The total number of people registered to vote in Georgia has dropped by nearly 40,000 since the last election. But of the 183,000 voters added to the rolls since last March, only a third identified themselves as white, a key statistic in the race for an open Senate seat and the national battle for control of the chamber in the final two years of President Barack Obama's time in office.

The final voter registration totals were released Tuesday, two weeks before the Nov. 4 election. Democrats see candidate Michelle Nunn as one of their best chances nationally to pick up a seat and millions have been spent by both sides on voter registration efforts in Georgia with an eye toward the 2016 presidential race. Challenging her is Republican businessman David Perdue in a state with a political environment that favors the GOP.
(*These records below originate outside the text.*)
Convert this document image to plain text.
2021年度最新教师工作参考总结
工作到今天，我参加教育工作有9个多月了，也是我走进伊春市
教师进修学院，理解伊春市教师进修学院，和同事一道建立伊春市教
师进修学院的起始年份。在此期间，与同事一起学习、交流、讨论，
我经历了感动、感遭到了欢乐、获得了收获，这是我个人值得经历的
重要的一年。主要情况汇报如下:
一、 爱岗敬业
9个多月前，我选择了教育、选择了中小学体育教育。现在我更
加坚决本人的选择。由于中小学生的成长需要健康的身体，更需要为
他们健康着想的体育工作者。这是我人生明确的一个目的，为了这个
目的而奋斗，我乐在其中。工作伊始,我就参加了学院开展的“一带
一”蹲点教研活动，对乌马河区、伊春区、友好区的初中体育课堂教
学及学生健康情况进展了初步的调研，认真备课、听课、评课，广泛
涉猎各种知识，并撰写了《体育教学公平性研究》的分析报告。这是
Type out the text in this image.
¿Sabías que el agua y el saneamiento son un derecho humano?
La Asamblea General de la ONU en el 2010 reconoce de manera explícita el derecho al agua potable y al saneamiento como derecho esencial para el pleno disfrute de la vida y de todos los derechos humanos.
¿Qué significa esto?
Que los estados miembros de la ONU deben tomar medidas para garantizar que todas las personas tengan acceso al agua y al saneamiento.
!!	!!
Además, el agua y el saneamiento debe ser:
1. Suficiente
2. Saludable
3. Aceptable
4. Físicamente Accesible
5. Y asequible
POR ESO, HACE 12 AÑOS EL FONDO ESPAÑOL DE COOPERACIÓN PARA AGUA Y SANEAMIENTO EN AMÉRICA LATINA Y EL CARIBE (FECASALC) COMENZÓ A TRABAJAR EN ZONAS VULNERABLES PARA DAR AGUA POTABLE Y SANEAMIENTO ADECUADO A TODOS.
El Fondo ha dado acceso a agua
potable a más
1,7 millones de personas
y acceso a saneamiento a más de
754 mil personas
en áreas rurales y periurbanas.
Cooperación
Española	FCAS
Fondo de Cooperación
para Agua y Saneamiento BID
But Democrats see opportunity in the new numbers. The party has long argued there are an estimated 800,000 unregistered blacks, Latinos and Asians in Georgia and thus a rich trove of potential support. The New Georgia Project, along with other groups, collected nearly 120,000 voter registration forms since March.

"The voters we need to register are doing so," said Justin Barasky, spokesman for the Senate Democrats' campaign arm. "The voters Republicans need aren't."

Republicans took offense.

"It's a troubling assumption that the Republican Party or any party is one group of people or another," said Georgia GOP spokesman Ryan Mahoney. "The Georgia Republican Party has spent considerable time, resources and volunteers looking to identify like-minded voters and turn them out."

Democrats argue the registration trends continue to make the Georgia electorate less white, a net advantage for the party. The number of registered voters who are white has dropped from nearly 63 percent of the state's total in 2008 to 58 percent as of Oct. 1. Meanwhile, the percentage of voters who identify as black has remained a fairly steady 30 percent, while other non-white classifications — including Hispanics, Asians, "other" and "unknown" — are climbing as a total share of the voter rolls.

But black voters don't always vote at robust levels.

In 2010, when Republicans claimed every statewide office and large majorities in the General Assembly, 441,000 fewer black voters cast ballots than two years earlier when Obama was elected. That number rebounded in 2012, and both Democrats and Republicans are targeting all voters who tend to sit out elections in non-presidential years.

More than a year ago, Georgia Republicans launched what's been called an unprecedented state effort to identify such voters, connect with them, learn what issues they care about and follow up with calls, visits or mailers to persuade them to vote. Mahoney said Republicans have been reaching out to people across race, gender and economic lines and were also encouraged by the increase in registered voters.

Jared Thomas, spokesman for Secretary of State Brian Kemp, said the drop-off was the result of deaths, people moving out of state and those taken off the rolls after being inactive for the last two federal election cycles. There was a similar drop between 2008 and 2010 and then a wave of voters added in 2012. Of the state's nearly 10 million residents, just over 6 million are currently registered.

The fight over new voters has erupted in several testy exchanges in recent weeks and a legal dispute between a voter registration group known as the New Georgia Project and the Secretary of State's Office over how forms have been handled. The head of that group, Democratic state Rep. Stacey Abrams of Atlanta, said she was concerned about the overall drop in voters while the state population continues to grow.

"What we should all be asking is what happened to the voters we have lost and how do we get them back?" Abrams said in a statement.